Emotional eating occurs often when people are feeling hurt or are under stress. To seek comfort, they look for things that won’t judge them – often unhealthy foods.
To compound the problem, eating tasty foods releases endorphins, which will make you feel better. However, if these foods are unhealthy, you are inadvertently making the problem worse.
Emotional Eating is Not Uncommon
There are a few important questions which you can ask yourself if you think you are suffering from emotional eating.
Consider whether you are under stress, recovering from a traumatic experience, and if you are struggling with other problems. If you answer “yes” to any of these, then you perhaps may be an emotional eater.
This means that you are eating for the sake of eating – and often the foods you consume will be “comfort foods”.
Typically, comfort foods are high in fat, carbohydrates and sugar. Foods such as french fries, macaroni and cheese and donuts. They may taste good – and eating them on occasions will do little harm to you long-term.
However, relying on these foods and consuming a lot of them is damaging to your health.
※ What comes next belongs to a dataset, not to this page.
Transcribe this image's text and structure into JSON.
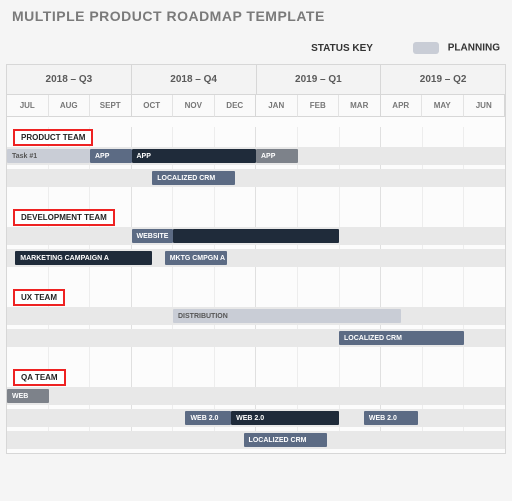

Acknowledge Your Emotional Eating
As with many things, admitting that you have a problem is the first step towards solving it. If you are feeling helpless or guilty, then while this may be your lowest point, you have at least recognized you have a problem. From there, you can seek out the right help and advice for recovery.
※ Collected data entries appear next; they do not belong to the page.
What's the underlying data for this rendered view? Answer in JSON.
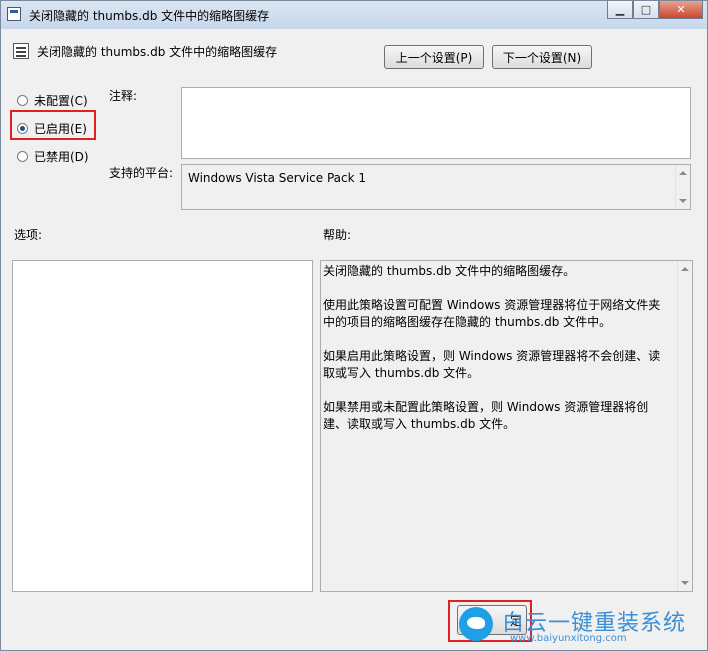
{
  "window": {
    "title": "关闭隐藏的 thumbs.db 文件中的缩略图缓存",
    "controls": {
      "minimize": "▁",
      "maximize": "□",
      "close": "✕"
    }
  },
  "header": {
    "policy_name": "关闭隐藏的 thumbs.db 文件中的缩略图缓存",
    "prev_button": "上一个设置(P)",
    "next_button": "下一个设置(N)"
  },
  "state": {
    "options": [
      {
        "label": "未配置(C)",
        "checked": false
      },
      {
        "label": "已启用(E)",
        "checked": true
      },
      {
        "label": "已禁用(D)",
        "checked": false
      }
    ]
  },
  "comment": {
    "label": "注释:",
    "value": ""
  },
  "platform": {
    "label": "支持的平台:",
    "value": "Windows Vista Service Pack 1"
  },
  "options_panel": {
    "label": "选项:"
  },
  "help_panel": {
    "label": "帮助:",
    "paragraphs": [
      "关闭隐藏的 thumbs.db 文件中的缩略图缓存。",
      "使用此策略设置可配置 Windows 资源管理器将位于网络文件夹中的项目的缩略图缓存在隐藏的 thumbs.db 文件中。",
      "如果启用此策略设置，则 Windows 资源管理器将不会创建、读取或写入 thumbs.db 文件。",
      "如果禁用或未配置此策略设置，则 Windows 资源管理器将创建、读取或写入 thumbs.db 文件。"
    ]
  },
  "footer": {
    "ok_button_partial": "定"
  },
  "watermark": {
    "text": "白云一键重装系统",
    "url": "www.baiyunxitong.com"
  },
  "colors": {
    "highlight_box": "#e02020",
    "radio_selected": "#1b4f8a"
  }
}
Counselling can be a worthwhile route. They might propose techniques such as visualization or relaxation. This can help you put your problems into perspective, and work out how to use food for nutrition instead of emotion.
Appropriate exercise is also helpful to improve your mental state. Yoga, for example, can improve the connection between your mind and body.
Therefore, you will only eat when you are hungry, and the risks of going on an eating binge are reduced.
Don’t be overly harsh on yourself. Many of us were subjected to food as a pacifier at an early age. If there was something that upset us as we were growing up, were given food as a way of feeling better. Comfort foods were the answer.
Unfortunately as you face tough issues as an adult, you are likely to reach for foods just like you were taught as a child. Those are strong habits you have to overcome, so cut yourself some slack. But persevere in your efforts to find another way to deal with stress.
Searching for different ways to deal with stress will open new ways for dealing with stressful issues. You will increase your self esteem when you discover your own way to banish stress from your everyday life.